Amazon puts itself at the forefront of the next consumer revolution

Mon, Jul 30, 2012, 01:00

   

INNOVATION TALK:AMAZON’S FOUNDER AND chief executive Jeff Bezos ranks as one of the most ambitious men in the technology business, gleefully disrupting one business after another.

Most obviously, the publishing world has been turned upside down with the rise of e-books, a technological shift that Bezos was instrumental in making possible with the revolutionary Kindle reader.

And that’s not the only old-media business that Bezos is determined to disrupt – the Seattle-based company recently announced that it is creating a digital-media development centre in London, ensuring they will be able to rival the likes of Netflix and Apple’s iTunes store by streaming content to customers.

In a related initiative, back in May, Amazon made tentative steps into the world of content creation with a scheme to solicit film and TV scripts. And with the Kindle Fire tablet, Bezos is even staking out a position as the future of mobile computing takes shape.

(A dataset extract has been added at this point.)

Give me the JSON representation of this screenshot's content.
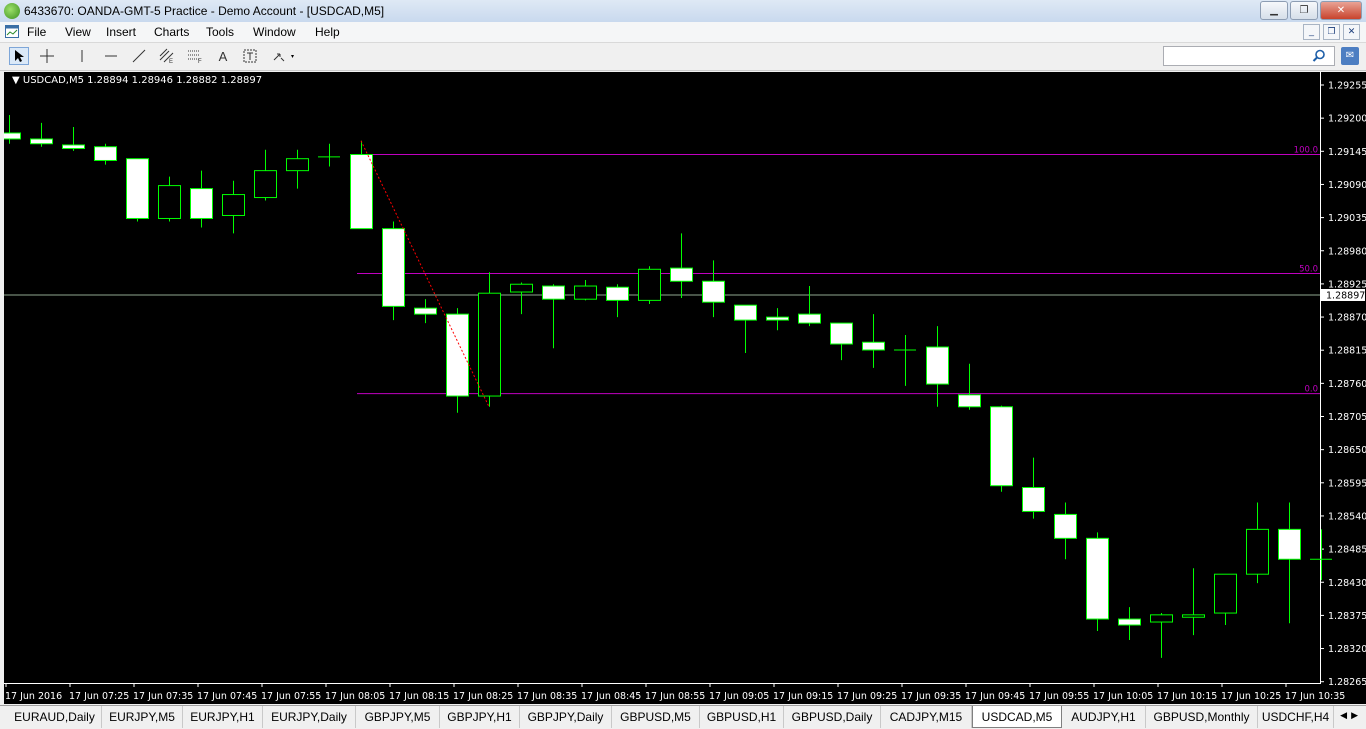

But it is distinctly possible that Bezos’ most significant disruption won’t be recorded in mounting quarterly losses posted by a rival retailer or media company. Instead, his legacy might be felt over the long term in the very shape of our cities.

The evolution of retail has seen many significant shifts over the generations, from discrete, specialised shops in urban centres to large department stores to even larger shopping malls and big-box retailers in the suburbs. There are many complex economic and social forces underpinning these transitions, of course, but each phase represented the triumph of successive retailing innovations, and it’s possible to characterise those innovations in one word – convenience.

The rise of the suburban mall began as a US phenomenon, and indeed is synonymous with US urban design, but it was an Austrian architect, Victor Gruen, who is credited with inventing it. In the early 1950s, he outlined his idea for a suburban retail centre in the Progressive Architecture journal, and oversaw the prototypical mall in Edina, Minnesota, in 1956. He gave his name to the so-called Gruen Effect, where consumers become disoriented by the confusing layout of a mall and become literally and figuratively lost in the shopping experience – a convenient metaphor for the narcotic effect of mass consumerism.

In designing the mall, Gruen also created what became one of the United States’ most significant “gifts” to the world – alongside Hollywood movies and pop music, it’s possible to see the mall, and the consumerism it serves, as one of the country’s great cultural exports.

The convenience that the mall and big-box retailers provided was a function of the increased dependence on the automobile – acres of parking space and peripheral locations meant the mall was a hell of a lot easier to negotiate than city-centre shopping for most suburbanites. For such customers, the mall offered not just an easier shopping experience, but came to represent a simulacrum of community.